Evaluation of ingestion, vitality, and size

Every week, all LBF were rinsed individually with fresh seawater to avoid excessive accumulation of nanoplastic and algae inside the wells and on the LBF itself. This also assured that all nanoplastic that was covering only the outside test of the LBF would not be included in the ingestion identification. Pictures of the LBF were taken after 1 day, 6 weeks and 8 weeks (6 weeks exposure + 2 weeks recovery) to assess feeding response (ingestion of nanoplastic) and vitality (i.e., symbiont coloring and presence of symbiont fluorescence as an indicator for bleaching). Ingestion was assessed by counting the LBF individuals that had nanoplastic particles solely inside their first (newest) chamber and LBF that showed nanoplastic particles further inside their test. Sizes of all LBF individuals were monitored by measuring the diameter of the specimens prior to the experiment start, after 1 day, 6 weeks and 8 weeks on optical micrographs taken with the Keyence Digital Microscope VHX-2000. Fluorescence imaging was done with an additional fluorescence adapter (Filter set Cyan, Excitation 490–515 nm, NIGHTSEA, USA).

Documentation of nanoplastic incorporation

Sections of individual LBF were prepared to detect the exact position of nanoplastic inside the LBF and account for potential incorporation of nanoplastic particles into the calcite test. High resolution fluorescence microscopy was done using a Leica DM6000B microscope. Potential nanoplastic incorporation sites were further analyzed with scanning electron microscopy (SEM; Teneo Thermo Fisher Scientific). Iridium coating was used to obtain SEM images at multiple magnifications up to 80.000×. For the highest magnification of 80.000×, 2 kV high voltage and a working distance of 2 mm was used. All other images were taken at 5 kV high voltage and working distances of 10 mm. As aggressive removal of organics might have damaged the nanoplastic beads, the methods chosen here leave the possibility that remains of extracellular polymeric substances (EPS) have stayed in the sample and might have influenced the surface.

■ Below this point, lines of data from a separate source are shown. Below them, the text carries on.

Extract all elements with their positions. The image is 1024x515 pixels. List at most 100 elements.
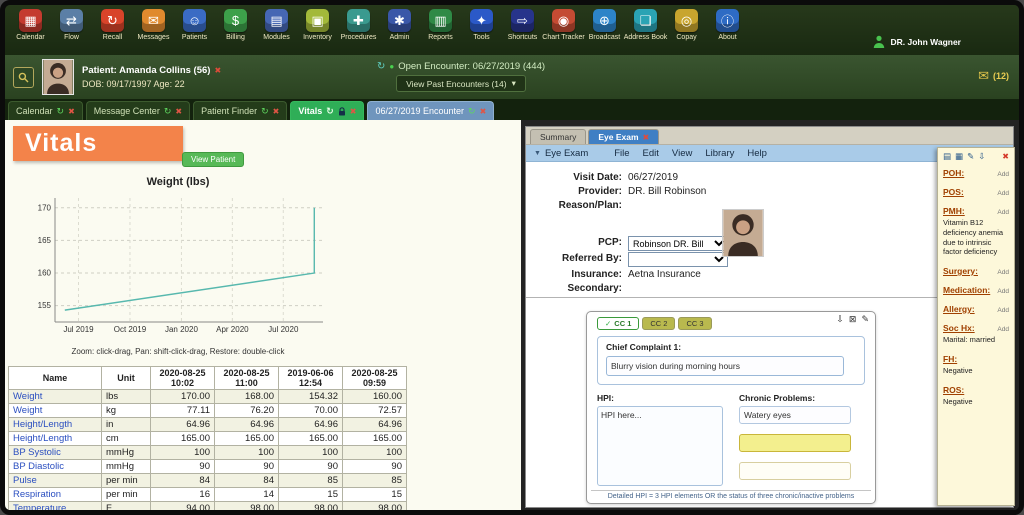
refresh-encounter-icon[interactable]: ↻ — [377, 61, 385, 72]
chief-complaint-tabs: ✓ CC 1 CC 2 CC 3 — [597, 317, 875, 330]
vital-name-link[interactable]: BP Diastolic — [9, 460, 102, 474]
toolbar-button[interactable]: ⊕ Broadcast — [584, 9, 625, 41]
toolbar-button[interactable]: ✱ Admin — [379, 9, 420, 41]
section-label[interactable]: PMH: — [943, 206, 965, 216]
patient-search-button[interactable] — [13, 67, 34, 88]
refresh-icon[interactable]: ↻ — [261, 106, 269, 117]
vital-name-link[interactable]: Weight — [9, 404, 102, 418]
chronic-problem-input-2[interactable] — [739, 434, 851, 452]
download-icon[interactable]: ⇩ — [978, 151, 985, 162]
vitals-row: Height/Length in 64.96 64.96 64.96 64.96 — [9, 418, 407, 432]
filter-icon[interactable]: ▼ — [534, 150, 541, 157]
toolbar-button[interactable]: ⇄ Flow — [51, 9, 92, 41]
toolbar-button[interactable]: ▦ Calendar — [10, 9, 51, 41]
toolbar-button[interactable]: ⇨ Shortcuts — [502, 9, 543, 41]
referred-by-select[interactable] — [628, 252, 728, 267]
chief-complaint-input[interactable] — [606, 356, 844, 376]
tab-vitals[interactable]: Vitals ↻ ✖ — [290, 101, 364, 120]
section-label[interactable]: Medication: — [943, 285, 990, 295]
refresh-icon[interactable]: ↻ — [326, 106, 334, 117]
side-panel-sections: POH: Add POS: Add — [943, 168, 1009, 406]
toolbar-button[interactable]: $ Billing — [215, 9, 256, 41]
vital-name-link[interactable]: Temperature — [9, 502, 102, 511]
section-label[interactable]: POS: — [943, 187, 964, 197]
section-label[interactable]: ROS: — [943, 385, 964, 395]
toolbar-button[interactable]: ❏ Address Book — [625, 9, 666, 41]
toolbar-button[interactable]: ✚ Procedures — [338, 9, 379, 41]
tab-calendar[interactable]: Calendar ↻ ✖ — [8, 101, 83, 120]
toolbar-button[interactable]: ◎ Copay — [666, 9, 707, 41]
section-add-link[interactable]: Add — [997, 307, 1009, 314]
vital-name-link[interactable]: Weight — [9, 390, 102, 404]
tab-summary[interactable]: Summary — [530, 129, 586, 144]
section-label[interactable]: Surgery: — [943, 266, 978, 276]
edit-icon[interactable]: ✎ — [861, 314, 869, 325]
toolbar-button[interactable]: ✦ Tools — [461, 9, 502, 41]
vital-name-link[interactable]: BP Systolic — [9, 446, 102, 460]
notes-icon[interactable]: ▦ — [955, 151, 963, 162]
section-label[interactable]: POH: — [943, 168, 964, 178]
toolbar-button[interactable]: ↻ Recall — [92, 9, 133, 41]
edit-icon[interactable]: ✎ — [967, 151, 974, 162]
section-add-link[interactable]: Add — [997, 269, 1009, 276]
menu-item[interactable]: View — [672, 148, 692, 159]
tab-cc3[interactable]: CC 3 — [678, 317, 711, 330]
menu-item[interactable]: Edit — [643, 148, 659, 159]
section-label[interactable]: FH: — [943, 354, 957, 364]
refresh-icon[interactable]: ↻ — [468, 106, 476, 117]
side-panel-section: PMH: Add Vitamin B12 deficiency anemia d… — [943, 206, 1009, 257]
menu-item[interactable]: File — [614, 148, 629, 159]
weight-line-chart[interactable]: 155160165170Jul 2019Oct 2019Jan 2020Apr … — [25, 190, 331, 340]
section-add-link[interactable]: Add — [997, 209, 1009, 216]
tab-eye-exam[interactable]: Eye Exam ✖ — [588, 129, 659, 144]
vital-value: 165.00 — [215, 432, 279, 446]
tab-message-center[interactable]: Message Center ↻ ✖ — [86, 101, 190, 120]
section-add-link[interactable]: Add — [997, 326, 1009, 333]
section-add-link[interactable]: Add — [997, 171, 1009, 178]
pcp-select[interactable]: Robinson DR. Bill — [628, 236, 728, 251]
tab-patient-finder[interactable]: Patient Finder ↻ ✖ — [193, 101, 287, 120]
close-icon[interactable]: ✖ — [273, 107, 280, 116]
vital-name-link[interactable]: Height/Length — [9, 418, 102, 432]
toolbar-button[interactable]: ◉ Chart Tracker — [543, 9, 584, 41]
toolbar-button[interactable]: ⓘ About — [707, 9, 748, 41]
current-user[interactable]: DR. John Wagner — [873, 35, 961, 48]
section-label[interactable]: Allergy: — [943, 304, 975, 314]
tab-encounter[interactable]: 06/27/2019 Encounter ↻ ✖ — [367, 101, 494, 120]
toolbar-button[interactable]: ▥ Reports — [420, 9, 461, 41]
download-icon[interactable]: ⇩ — [836, 314, 844, 325]
close-icon[interactable]: ✖ — [175, 107, 182, 116]
chronic-problem-input-3[interactable] — [739, 462, 851, 480]
section-add-link[interactable]: Add — [997, 190, 1009, 197]
close-icon[interactable]: ✖ — [1002, 152, 1009, 161]
toolbar-button[interactable]: ▣ Inventory — [297, 9, 338, 41]
close-icon[interactable]: ✖ — [480, 107, 487, 116]
section-add-link[interactable]: Add — [997, 288, 1009, 295]
trash-icon[interactable]: ⊠ — [849, 314, 857, 325]
close-patient-icon[interactable]: ✖ — [214, 66, 221, 75]
vital-name-link[interactable]: Height/Length — [9, 432, 102, 446]
refresh-icon[interactable]: ↻ — [57, 106, 65, 117]
close-icon[interactable]: ✖ — [68, 107, 75, 116]
messages-icon: ✉ — [142, 9, 165, 32]
hpi-textarea[interactable]: HPI here... — [597, 406, 723, 486]
view-patient-button[interactable]: View Patient — [182, 152, 244, 167]
refresh-icon[interactable]: ↻ — [164, 106, 172, 117]
view-past-encounters-button[interactable]: View Past Encounters (14) ▾ — [396, 75, 526, 92]
close-icon[interactable]: ✖ — [643, 133, 650, 142]
vital-name-link[interactable]: Pulse — [9, 474, 102, 488]
tab-cc1[interactable]: ✓ CC 1 — [597, 317, 639, 330]
close-icon[interactable]: ✖ — [350, 107, 357, 116]
toolbar-button[interactable]: ☺ Patients — [174, 9, 215, 41]
vital-name-link[interactable]: Respiration — [9, 488, 102, 502]
toolbar-button[interactable]: ✉ Messages — [133, 9, 174, 41]
document-icon[interactable]: ▤ — [943, 151, 951, 162]
chronic-problem-input-1[interactable] — [739, 406, 851, 424]
toolbar-button[interactable]: ▤ Modules — [256, 9, 297, 41]
mail-indicator[interactable]: ✉ (12) — [978, 68, 1009, 84]
tab-cc2[interactable]: CC 2 — [642, 317, 675, 330]
section-label[interactable]: Soc Hx: — [943, 323, 975, 333]
menu-item[interactable]: Help — [747, 148, 767, 159]
vital-value: 98.00 — [343, 502, 407, 511]
menu-item[interactable]: Library — [705, 148, 734, 159]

EDX analysis was conducted to confirm the presence of CaCO3 encrustations (Supplementary Fig. 5). For the EDX an energy of 10 keV was applied, resulting in a penetration depth which is larger than particle size. Thus, the interpretation of the EDX data is limited as the foraminiferal shell material underlying the nanoplastics particle could have been excited. Nevertheless, the sharp peaks argue against a pure substrate signal. Evidence of nanoplastic incorporation is mainly based on morphological information acquired from SEM.

Data analysis

The number of LBF that ingested nanoplastic was counted within treatments and converted to percentages (% LBF per treatment that ingested nanoplastic). The same was done for the number of bleached LBF (as an indicator for vitality). A two-way ANOVA was conducted to detect significant differences in feeding responses (total ingestion of nanoplastic and nanoplastic inside the first chamber only), vitality and organism size between treatments. Treatment (nanoplastic-only, mixed, control) and duration (1 day = T1, 6 weeks = T2, 8 weeks = T3) were assigned as fixed factors. Prior to the ANOVA analyses, all data were tested for normality (Shapiro–Wilk) and homogeneity of variance (Levene’s test). Normality and homogeneity assumptions (p > 0.05) were met in size and bleaching measurements, however, the nanoplastic feeding observations were not normally distributed. We still proceeded with the analysis due to the robust nature of ANOVA tests. All ANOVA analyses were performed in R Version 4.0.2 using the R stats package51 and vegan package52.